Тем временем Сцилард изъявил готовность работать в Оксфорде над поисками своих «двойных нейтронов», возможно с привлечением из сторонних «частных источников» 1000 фунтов, которые позволили бы ему нанять одного или двух ассистентов. Пытаясь использовать честолюбивые устремления Линдемана в отношении Кларендонской лаборатории, он утверждал в заключение, что «работа такого типа может значительно ускорить развитие ядерной физики в Оксфорде»[991]. Если бы такая работа состоялась, это вполне могло бы оказаться правдой.
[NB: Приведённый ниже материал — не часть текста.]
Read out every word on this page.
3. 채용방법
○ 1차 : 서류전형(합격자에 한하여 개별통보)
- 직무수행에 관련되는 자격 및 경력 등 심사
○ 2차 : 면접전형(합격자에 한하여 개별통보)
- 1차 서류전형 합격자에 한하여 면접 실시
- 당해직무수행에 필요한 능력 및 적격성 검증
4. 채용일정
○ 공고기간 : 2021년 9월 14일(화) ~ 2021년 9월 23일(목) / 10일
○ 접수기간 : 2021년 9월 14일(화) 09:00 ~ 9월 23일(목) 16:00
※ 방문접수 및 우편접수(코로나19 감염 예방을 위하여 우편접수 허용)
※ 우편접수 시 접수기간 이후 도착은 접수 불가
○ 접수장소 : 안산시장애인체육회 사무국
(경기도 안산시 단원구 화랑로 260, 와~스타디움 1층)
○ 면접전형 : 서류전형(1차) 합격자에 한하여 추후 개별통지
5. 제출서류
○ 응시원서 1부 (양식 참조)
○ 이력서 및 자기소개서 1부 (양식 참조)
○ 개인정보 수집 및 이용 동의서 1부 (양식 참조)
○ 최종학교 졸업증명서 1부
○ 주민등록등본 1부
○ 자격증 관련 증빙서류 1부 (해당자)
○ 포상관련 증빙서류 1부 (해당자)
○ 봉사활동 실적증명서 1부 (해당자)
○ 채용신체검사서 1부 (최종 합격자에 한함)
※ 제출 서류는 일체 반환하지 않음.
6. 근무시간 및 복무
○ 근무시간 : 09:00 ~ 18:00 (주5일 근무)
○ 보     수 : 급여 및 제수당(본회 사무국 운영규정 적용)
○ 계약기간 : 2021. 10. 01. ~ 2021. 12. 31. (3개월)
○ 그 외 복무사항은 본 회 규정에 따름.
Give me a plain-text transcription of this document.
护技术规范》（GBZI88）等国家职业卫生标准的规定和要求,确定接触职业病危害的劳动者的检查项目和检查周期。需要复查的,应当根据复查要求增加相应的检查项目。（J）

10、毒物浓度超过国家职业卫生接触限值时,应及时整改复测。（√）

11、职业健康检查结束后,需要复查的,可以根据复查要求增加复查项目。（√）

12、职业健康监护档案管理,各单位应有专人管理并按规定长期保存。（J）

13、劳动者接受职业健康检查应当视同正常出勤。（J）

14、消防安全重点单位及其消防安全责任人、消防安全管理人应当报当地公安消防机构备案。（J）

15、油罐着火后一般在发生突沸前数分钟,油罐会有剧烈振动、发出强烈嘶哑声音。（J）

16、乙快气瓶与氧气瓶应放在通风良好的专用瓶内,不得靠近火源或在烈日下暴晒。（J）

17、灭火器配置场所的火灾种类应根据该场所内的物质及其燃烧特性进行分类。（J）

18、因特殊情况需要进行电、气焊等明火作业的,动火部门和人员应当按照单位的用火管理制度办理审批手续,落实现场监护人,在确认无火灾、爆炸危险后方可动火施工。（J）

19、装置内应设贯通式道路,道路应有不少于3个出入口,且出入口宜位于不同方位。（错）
Узнав – возможно, также от Линдемана, – что засекретить патенты можно, только если официально передать их каким-либо соответствующим органам правительства Великобритании, Сцилард вначале предложил их Военному министерству. 8 октября директор департамента артиллерии Дж. Кумбс отказал ему, отметив, что «Военное министерство не видит причин хранить это описание в секрете»[992]. Если Линдеман слышал об этом отказе, он, наверное, вспомнил о том, как в 1915 году его самого отказались взять в армию. В феврале 1936 года он рекомендовал Сциларда Адмиралтейству, бывшей епархии Черчилля, написав главе Департамента научных исследований и разработок осторожную сопроводительную записку:

Вы, наверное, помните мой звонок относительно работающего здесь молодого человека, имеющего патент, который, по его мнению, следует засекретить. В соответствии с Вашим предложением я прилагаю к сему его письмо на эту тему. Я, естественно, испытываю несколько меньший оптимизм в отношении перспектив этого дела, чем сам изобретатель, но считаю его очень хорошим физиком и полагаю, что даже если бы шансы на успех составляли всего лишь сто к одному, эту информацию имело бы смысл сохранить в тайне, тем более, что это не потребует от правительства никаких затрат[993].

Патент, объяснял Сцилард в письме, приложенном Линдеманом, «содержит информацию, которая могла бы быть использована для создания взрывчатых объектов… мощность которых превышает мощность обычных бомб во многие тысячи раз». Его беспокоили «те несчастья, которые могло бы причинить их использование некоторыми державами, способными напасть на эту страну»[994]. Адмиралтейство приняло мудрое – и к тому же не требующее больших расходов – решение и взяло патент Сциларда на хранение.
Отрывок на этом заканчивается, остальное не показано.